Seulement, pour les prisonniers des deux côtés de l’océan, s’enfuir restait un devoir. L’Ordre de l’Empire britannique fut décerné à Floody, qui l’avait accompli.
« Le capitaine d’aviation Floody a été en grande partie responsable de la construction du tunnel emprunté par 76 officiers pour s’échapper du Stalag Luft III, est-il dit dans la citation. Tout au long de son incarcération, il a fait preuve d’une détermination exceptionnelle dans la poursuite de ce travail. Maintes et maintes fois, des projets étaient découverts par les Allemands, mais en dépit de tous les dangers et des difficultés, [il] a persisté, faisant preuve d’un courage et d’un sens du devoir incontestables. »

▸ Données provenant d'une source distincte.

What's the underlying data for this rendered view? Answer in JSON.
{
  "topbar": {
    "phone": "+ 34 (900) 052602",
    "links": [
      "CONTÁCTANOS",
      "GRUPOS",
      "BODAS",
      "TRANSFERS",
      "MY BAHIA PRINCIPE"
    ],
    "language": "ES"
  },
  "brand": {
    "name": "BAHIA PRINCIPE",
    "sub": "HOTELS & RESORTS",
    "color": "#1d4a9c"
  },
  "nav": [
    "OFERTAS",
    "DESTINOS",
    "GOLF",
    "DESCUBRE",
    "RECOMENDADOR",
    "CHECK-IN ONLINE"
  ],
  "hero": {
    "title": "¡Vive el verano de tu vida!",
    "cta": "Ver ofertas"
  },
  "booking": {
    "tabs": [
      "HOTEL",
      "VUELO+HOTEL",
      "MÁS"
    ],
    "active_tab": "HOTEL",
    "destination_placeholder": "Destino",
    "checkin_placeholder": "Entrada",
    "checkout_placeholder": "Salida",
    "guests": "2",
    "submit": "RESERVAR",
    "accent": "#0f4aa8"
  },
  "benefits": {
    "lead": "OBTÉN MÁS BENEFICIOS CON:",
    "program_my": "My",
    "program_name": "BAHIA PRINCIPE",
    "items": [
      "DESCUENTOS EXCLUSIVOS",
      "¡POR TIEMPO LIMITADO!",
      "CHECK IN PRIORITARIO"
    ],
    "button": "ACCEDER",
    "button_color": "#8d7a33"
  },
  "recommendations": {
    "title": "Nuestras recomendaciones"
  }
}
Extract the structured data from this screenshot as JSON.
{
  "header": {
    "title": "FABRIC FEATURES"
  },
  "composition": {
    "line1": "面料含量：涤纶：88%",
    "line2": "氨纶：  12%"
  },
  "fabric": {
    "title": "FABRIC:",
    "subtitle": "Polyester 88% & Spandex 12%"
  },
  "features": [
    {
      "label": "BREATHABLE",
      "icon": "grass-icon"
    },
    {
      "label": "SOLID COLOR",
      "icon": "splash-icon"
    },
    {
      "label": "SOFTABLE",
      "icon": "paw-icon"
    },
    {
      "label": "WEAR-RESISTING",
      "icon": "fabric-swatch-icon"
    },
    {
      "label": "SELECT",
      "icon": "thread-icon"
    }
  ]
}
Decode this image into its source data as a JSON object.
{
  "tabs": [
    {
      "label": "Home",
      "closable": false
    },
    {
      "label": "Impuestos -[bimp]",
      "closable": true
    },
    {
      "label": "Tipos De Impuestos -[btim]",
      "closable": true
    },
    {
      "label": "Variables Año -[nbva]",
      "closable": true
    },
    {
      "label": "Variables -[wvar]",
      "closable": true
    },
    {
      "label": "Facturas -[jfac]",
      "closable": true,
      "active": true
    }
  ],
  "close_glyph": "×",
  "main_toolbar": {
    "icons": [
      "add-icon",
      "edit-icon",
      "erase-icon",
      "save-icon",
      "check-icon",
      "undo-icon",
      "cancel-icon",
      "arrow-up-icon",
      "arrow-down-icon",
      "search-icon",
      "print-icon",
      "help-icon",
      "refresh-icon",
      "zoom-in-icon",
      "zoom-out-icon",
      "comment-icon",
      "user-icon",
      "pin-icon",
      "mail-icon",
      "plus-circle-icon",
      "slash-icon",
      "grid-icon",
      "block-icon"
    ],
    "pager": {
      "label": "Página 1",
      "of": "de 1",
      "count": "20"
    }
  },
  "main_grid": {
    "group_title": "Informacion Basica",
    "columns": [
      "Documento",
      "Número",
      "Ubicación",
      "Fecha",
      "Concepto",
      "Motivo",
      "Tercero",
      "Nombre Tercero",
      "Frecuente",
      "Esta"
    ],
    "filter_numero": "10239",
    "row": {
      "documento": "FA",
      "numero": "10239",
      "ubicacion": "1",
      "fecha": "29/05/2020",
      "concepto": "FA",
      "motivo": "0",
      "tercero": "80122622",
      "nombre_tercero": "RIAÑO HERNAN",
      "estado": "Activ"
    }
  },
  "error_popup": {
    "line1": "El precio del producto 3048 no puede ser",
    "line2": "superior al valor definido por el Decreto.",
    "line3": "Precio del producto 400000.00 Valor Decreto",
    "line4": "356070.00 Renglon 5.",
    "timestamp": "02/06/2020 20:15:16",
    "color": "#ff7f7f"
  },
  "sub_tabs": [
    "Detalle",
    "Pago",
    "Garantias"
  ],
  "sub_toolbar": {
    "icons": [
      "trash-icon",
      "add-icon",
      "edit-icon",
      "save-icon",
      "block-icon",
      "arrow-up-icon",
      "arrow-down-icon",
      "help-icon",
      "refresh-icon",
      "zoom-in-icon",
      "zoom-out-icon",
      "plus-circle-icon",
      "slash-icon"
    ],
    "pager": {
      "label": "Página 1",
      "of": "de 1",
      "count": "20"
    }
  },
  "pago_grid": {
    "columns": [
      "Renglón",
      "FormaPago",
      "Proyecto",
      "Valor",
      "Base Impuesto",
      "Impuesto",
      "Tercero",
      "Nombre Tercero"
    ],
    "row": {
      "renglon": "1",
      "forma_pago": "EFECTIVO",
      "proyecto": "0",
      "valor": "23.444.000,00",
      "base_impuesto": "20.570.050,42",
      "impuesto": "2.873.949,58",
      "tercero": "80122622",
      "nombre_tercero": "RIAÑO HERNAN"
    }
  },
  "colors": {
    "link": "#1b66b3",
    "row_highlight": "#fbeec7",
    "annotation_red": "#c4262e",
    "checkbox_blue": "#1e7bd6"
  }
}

Floody et Kretschmer ont tous deux réussi dans la vie après la guerre. Le Canadien se fit homme d’affaires et fut cofondateur de la RCAF Prisoners of War Association. Kretschmer retourna à la marine, où il accéda au grade d’amiral. Il devint officier d’état-major de l’OTAN en 1962 puis fut nommé chef d’état-major du Commandement baltique.
Schauenburg le futé
Le commandant de l’U-boot envoyé pour récupérer les Allemands qui devaient s’évader d’un camp de prisonniers de guerre canadien à Bowmanville, en Ontario, fut fait prisonnier au début de la guerre et de nouveau à la fin.
Le kapitänlutnänt Rolf Schauenburg, dont la carrière débuta en 1934, était déjà un marin chevronné quand il participa à la première bataille navale de la Seconde Guerre mondiale en tant qu’officier d’artillerie antiaérienne à bord de l’Admiral Graf Spee, qui avait coulé au moins huit navires marchands avant de se mesurer à des bâtiments britanniques à la bataille du Rio de la Plata, au large de l’Uruguay, le 13 décembre 1939.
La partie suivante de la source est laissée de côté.